Authors:
L.V. Stakhovskaya 1 , N.A. Shamalov 1 , DR Khasanova 2 , E.V. Melnikova 3 , A.S. Agafin 4 , K.V. Golikov 5 , E.I. Bogdanov 6 , A.A. Yakupova 6 , L.V. Roshkovskaya 7 , L.V. Lukin 8 , T.M. Lokstanova 9 , I.E. Patrunenova 10 , L.A. Shchepankevich 1 1
1 Research Institute of Cerebrovascular Pathology and Stroke of the Federal State Budgetary Institution “Russian National Research Medical University named after N.I. Pirogov »Ministry of Health of Russia, Moscow, Russia;
2 GAUZ "Interregional Clinical and Diagnostic Center", Kazan, Russia;
3 St. Petersburg GBUZ "City Hospital No. 26", St. Petersburg, Russia;
4 St. Petersburg GBUZ "City Hospital No. 40 of the Resort Administrative District", St. Petersburg, Russia;
5 St. Petersburg GBUZ "City multidisciplinary hospital No. 2", St. Petersburg, Russia;
6 FSBEI in Kazan State Medical University of the Ministry of Health of Russia, Kazan, Russia;
7 St. Petersburg GBUZ "Nikolaev Hospital", St.
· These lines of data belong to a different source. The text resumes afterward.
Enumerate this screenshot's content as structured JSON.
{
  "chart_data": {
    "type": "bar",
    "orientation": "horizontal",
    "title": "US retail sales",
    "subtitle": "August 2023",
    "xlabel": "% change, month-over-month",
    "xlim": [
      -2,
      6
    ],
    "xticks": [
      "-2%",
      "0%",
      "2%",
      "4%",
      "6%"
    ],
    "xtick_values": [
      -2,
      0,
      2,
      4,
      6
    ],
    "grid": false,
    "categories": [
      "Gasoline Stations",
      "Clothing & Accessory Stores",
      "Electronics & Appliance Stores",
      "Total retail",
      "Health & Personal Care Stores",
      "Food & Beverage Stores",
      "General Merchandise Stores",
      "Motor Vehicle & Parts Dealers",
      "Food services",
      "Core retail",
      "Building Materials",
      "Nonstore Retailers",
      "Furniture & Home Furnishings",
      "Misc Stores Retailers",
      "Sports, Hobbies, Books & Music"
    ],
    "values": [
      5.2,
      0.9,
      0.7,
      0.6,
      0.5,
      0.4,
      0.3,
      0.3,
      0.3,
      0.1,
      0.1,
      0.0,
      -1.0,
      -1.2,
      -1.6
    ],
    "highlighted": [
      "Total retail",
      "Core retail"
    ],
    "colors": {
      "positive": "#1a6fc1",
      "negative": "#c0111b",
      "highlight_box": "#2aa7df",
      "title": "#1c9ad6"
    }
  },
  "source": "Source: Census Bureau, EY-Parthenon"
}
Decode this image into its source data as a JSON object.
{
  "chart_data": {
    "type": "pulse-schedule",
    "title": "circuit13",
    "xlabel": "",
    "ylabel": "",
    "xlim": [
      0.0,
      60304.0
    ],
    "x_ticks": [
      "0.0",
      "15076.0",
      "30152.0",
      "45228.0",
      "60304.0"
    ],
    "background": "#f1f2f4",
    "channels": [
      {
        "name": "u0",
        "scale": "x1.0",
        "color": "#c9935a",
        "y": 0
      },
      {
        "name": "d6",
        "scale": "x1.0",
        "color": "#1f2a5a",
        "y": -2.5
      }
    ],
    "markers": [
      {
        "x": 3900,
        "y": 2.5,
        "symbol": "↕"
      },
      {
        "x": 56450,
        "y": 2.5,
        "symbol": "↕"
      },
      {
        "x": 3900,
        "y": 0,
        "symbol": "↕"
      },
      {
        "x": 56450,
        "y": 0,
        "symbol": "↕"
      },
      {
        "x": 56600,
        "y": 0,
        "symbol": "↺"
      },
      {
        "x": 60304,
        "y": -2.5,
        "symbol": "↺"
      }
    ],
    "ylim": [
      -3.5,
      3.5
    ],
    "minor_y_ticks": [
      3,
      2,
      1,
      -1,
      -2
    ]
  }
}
Petersburg, Russia;
8 GBUZ "Vsevolozhsk Clinical Interdistrict Hospital", Leningrad Region, Russia;
9 Mubz "City Clinical Hospital No. 1 named after N.I. Pirogov ", Samara, Russia;
10 GBUZ "Samara Regional Clinical Hospital named after V.D. Seredavina ”, Samara, Russia;
11 FGBNU "Scientific Institute of Experimental and Clinical Medicine", Novosibirsk, Russia.
Place of publication:
a journal of neurology and psychiatry, 3, 2017; Ext. 2
Summary:
Purpose of the study. To evaluate the effectiveness and safety of prolonged sequential therapy with Mexidol with patients with hemispherical ischemic stroke (AI) in acute and early recovery periods. Material and methods. In a randomized double-centered placebo-controlled in parallel groups, the study included 151 patients (62 men and 89 women), 150 patients (62 men and 88 women) aged 40 to 79 years were randomized. Patients by simple randomization were distributed to 2 groups: patients of the 1st group received therapy with Mexidol of 500 mg/day intravenously for 10 days, followed by 1 tablet (125 mg) 3 times a day for 8 weeks. Patients of the 2nd group received a placebo according to a similar scheme. The duration of participation in the study was from 67 to 71 days. Results. At the time of the end of the therapy, the average score on the modified scale of Rankin (MSHR) was lower in the 1st group than in the 2nd (p = 0.04). The dynamics of reducing the average score according to MSHR (1-5th visit) was more pronounced in the 1st group (p = 0.023). The proportion of patients who have reached the recovery corresponding to 0-2 points in MSHR (5th visit) was significantly higher in the 1st group (p = 0.039). When testing on a stroke scale of the National Institute for Health to the 5th visit, the average value was lower in the 1st group (p = 0.035). A decrease in the score on the stroke scale of the National Institute for Health at the time of the end of the course of therapy regarding the initial level in patients with diabetes was more pronounced in the 1st group (p = 0.038). In the 1st group in the general population of patients and subpopulation of patients with diabetes, the dynamics of improving the quality of life was more pronounced and was observed from the 2nd visit. The proportion of patients with the lack of problems in space was significantly higher in the 1st group (p = 0.022). There were no reliable differences in the frequency of unwanted phenomena in patients of both groups. Conclusion. It is recommended that the use of Mexidol in the acute and early recovery periods of AI is recommended.